Once you’ve gotten used to holding words “in your ear,” while you write them in silence, practice taking notes while somebody is speaking. Pretend you’re a reporter, if that helps. Again, your goal is to capture an entire quote or thought, but if you find that’s currently out of reach, pick something more manageable.

If you do this with a movie or TiVo, you’ll have the bonus option of checking your work, and seeing how accurate your capturing skills are.

This also works for song lyrics off the radio.

The goal is to learn how to hang on to a complete thought even while more ideas are coming at you. Often when you are translating ideas into words this is what you experience in your own head: the need to continually capture, without the new information overriding the earlier stuff you also want.

The faster you write, the easier this can become (because fewer ideas overlap), and this leads us naturally into:

Step-4 (the physical act of recording words).

This was my bottle-neck growing up. The physical act of handwriting was very hard for me. My handwriting was either poor or laborious and always slow. There was no way I could keep up with my thoughts, so I rarely tried to write them down.

It was only with the introduction of typing, and more-specifically word-processing (so stuff could be saved and moved around painlessly) that I began to really see writing as something I could do, and eventually enjoy.

It was always a hoot in my (voluntary) writing classes at University when the teacher would go around and have each student self-introduce with writing background. Invariably everyone before me talked about “writing as long as I can remember” and “loving” to write and so on. I would always kill the rush with my, “I hated it.”

But I like to think of that as a nice hope-card for other folks who aren’t dialed in yet.

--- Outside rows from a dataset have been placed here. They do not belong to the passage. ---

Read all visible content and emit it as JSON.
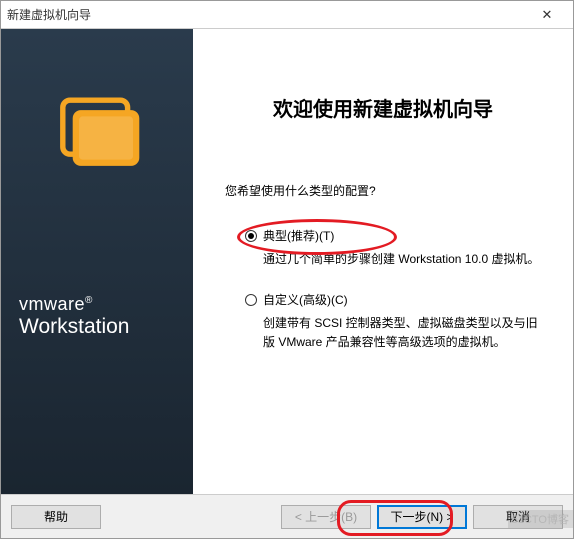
{
  "title": "新建虚拟机向导",
  "close": "✕",
  "banner": {
    "brand": "vmware",
    "product": "Workstation"
  },
  "main": {
    "heading": "欢迎使用新建虚拟机向导",
    "question": "您希望使用什么类型的配置?",
    "options": {
      "typical": {
        "label": "典型(推荐)(T)",
        "desc": "通过几个简单的步骤创建 Workstation 10.0 虚拟机。",
        "selected": true
      },
      "custom": {
        "label": "自定义(高级)(C)",
        "desc": "创建带有 SCSI 控制器类型、虚拟磁盘类型以及与旧版 VMware 产品兼容性等高级选项的虚拟机。",
        "selected": false
      }
    }
  },
  "buttons": {
    "help": "帮助",
    "back": "< 上一步(B)",
    "next": "下一步(N) >",
    "cancel": "取消"
  },
  "watermark": "51CTO博客"
}
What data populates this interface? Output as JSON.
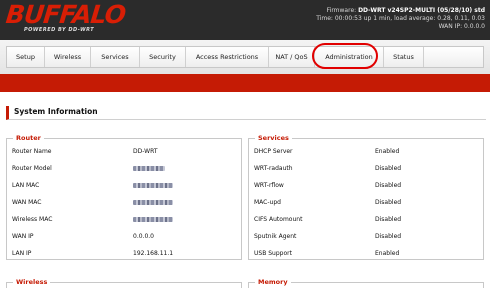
{
  "brand": {
    "logo_text": "BUFFALO",
    "tagline": "POWERED BY DD-WRT"
  },
  "sysinfo": {
    "firmware_label": "Firmware: ",
    "firmware_value": "DD-WRT v24SP2-MULTI (05/28/10) std",
    "time_label": "Time: ",
    "time_value": "00:00:53 up 1 min, load average: 0.28, 0.11, 0.03",
    "wan_label": "WAN IP: ",
    "wan_value": "0.0.0.0"
  },
  "tabs": [
    {
      "label": "Setup"
    },
    {
      "label": "Wireless"
    },
    {
      "label": "Services"
    },
    {
      "label": "Security"
    },
    {
      "label": "Access Restrictions"
    },
    {
      "label": "NAT / QoS"
    },
    {
      "label": "Administration",
      "highlighted": true
    },
    {
      "label": "Status"
    }
  ],
  "highlight_color": "#e10000",
  "accent_color": "#c51b05",
  "section_title": "System Information",
  "router": {
    "legend": "Router",
    "rows": [
      {
        "key": "Router Name",
        "value": "DD-WRT"
      },
      {
        "key": "Router Model",
        "value": "",
        "redacted": true
      },
      {
        "key": "LAN MAC",
        "value": "",
        "redacted": true
      },
      {
        "key": "WAN MAC",
        "value": "",
        "redacted": true
      },
      {
        "key": "Wireless MAC",
        "value": "",
        "redacted": true
      },
      {
        "key": "WAN IP",
        "value": "0.0.0.0"
      },
      {
        "key": "LAN IP",
        "value": "192.168.11.1"
      }
    ]
  },
  "services": {
    "legend": "Services",
    "rows": [
      {
        "key": "DHCP Server",
        "value": "Enabled"
      },
      {
        "key": "WRT-radauth",
        "value": "Disabled"
      },
      {
        "key": "WRT-rflow",
        "value": "Disabled"
      },
      {
        "key": "MAC-upd",
        "value": "Disabled"
      },
      {
        "key": "CIFS Automount",
        "value": "Disabled"
      },
      {
        "key": "Sputnik Agent",
        "value": "Disabled"
      },
      {
        "key": "USB Support",
        "value": "Enabled"
      }
    ]
  },
  "wireless": {
    "legend": "Wireless"
  },
  "memory": {
    "legend": "Memory"
  }
}
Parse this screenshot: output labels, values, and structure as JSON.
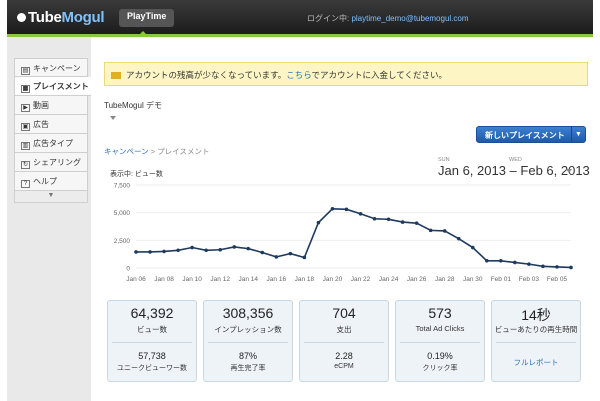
{
  "header": {
    "logo_prefix": "Tube",
    "logo_suffix": "Mogul",
    "app_tab": "PlayTime",
    "login_prefix": "ログイン中: ",
    "login_email": "playtime_demo@tubemogul.com"
  },
  "sidebar": {
    "items": [
      {
        "label": "キャンペーン",
        "icon": "campaign-icon"
      },
      {
        "label": "プレイスメント",
        "icon": "placement-icon",
        "active": true
      },
      {
        "label": "動画",
        "icon": "video-icon"
      },
      {
        "label": "広告",
        "icon": "ad-icon"
      },
      {
        "label": "広告タイプ",
        "icon": "ad-type-icon"
      },
      {
        "label": "シェアリング",
        "icon": "sharing-icon"
      },
      {
        "label": "ヘルプ",
        "icon": "help-icon"
      }
    ],
    "more_icon": "chevron-down-icon"
  },
  "alert": {
    "text_before": "アカウントの残高が少なくなっています。",
    "link": "こちら",
    "text_after": "でアカウントに入金してください。"
  },
  "account_name": "TubeMogul デモ",
  "new_button": "新しいプレイスメント",
  "breadcrumb": {
    "root": "キャンペーン",
    "sep": " > ",
    "current": "プレイスメント"
  },
  "daterange": {
    "from_day": "SUN",
    "to_day": "WED",
    "text": "Jan 6, 2013 – Feb 6, 2013"
  },
  "chart_label": "表示中: ビュー数",
  "chart_data": {
    "type": "line",
    "ylabel": "",
    "ylim": [
      0,
      7500
    ],
    "yticks": [
      "0",
      "2,500",
      "5,000",
      "7,500"
    ],
    "x_tick_labels": [
      "Jan 06",
      "Jan 08",
      "Jan 10",
      "Jan 12",
      "Jan 14",
      "Jan 16",
      "Jan 18",
      "Jan 20",
      "Jan 22",
      "Jan 24",
      "Jan 26",
      "Jan 28",
      "Jan 30",
      "Feb 01",
      "Feb 03",
      "Feb 05"
    ],
    "series": [
      {
        "color": "#1f3a5f",
        "values": [
          1450,
          1450,
          1500,
          1600,
          1850,
          1600,
          1650,
          1900,
          1750,
          1400,
          1000,
          1300,
          950,
          4100,
          5350,
          5300,
          4900,
          4450,
          4400,
          4150,
          4050,
          3400,
          3350,
          2650,
          1850,
          650,
          650,
          500,
          350,
          150,
          100,
          50
        ]
      }
    ]
  },
  "stats": [
    {
      "value": "64,392",
      "label": "ビュー数",
      "sub_value": "57,738",
      "sub_label": "ユニークビューワー数"
    },
    {
      "value": "308,356",
      "label": "インプレッション数",
      "sub_value": "87%",
      "sub_label": "再生完了率"
    },
    {
      "value": "704",
      "label": "支出",
      "sub_value": "2.28",
      "sub_label": "eCPM"
    },
    {
      "value": "573",
      "label": "Total Ad Clicks",
      "sub_value": "0.19%",
      "sub_label": "クリック率"
    },
    {
      "value": "14秒",
      "label": "ビューあたりの再生時間",
      "link": "フルレポート"
    }
  ]
}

My biggest trouble was Step-4. I told stories with countless My-Little-Ponies for YEARS before I voluntarily put a story on paper. Without knowing it I was practicing Steps 1-3 all my life.

Image courtesy of Andrew Steinle via stock.xchng

Image courtesy of Andrew Steinle via stock.xchng

When it comes to improving Step-4, I have to give the bad news: this is all rote.

Maybe a studied teacher can offer you some other answer, but in my experience nothing makes up for the act of putting down words– with a pen, pencil or keyboard.

I am a firm believer in good pens and good keyboards, though.

Step-4 is infinitely easier with the right equipment. Go to an office supply or university bookstore sometime. Both these places, in my experience, have little scratch pads in the pen isle. You can try out some of the pens and find out what works for you.

I can’t say fixing your problems with these four steps will make you a good writer.

I can say that finding the places you get stuck, and fixing those, will make writing much more comfortable, and we all are more likely to spend time where we’re comfortable.

It’s that time spent that will give you a chance to answer the question, a very important question, about whether you want to go farther.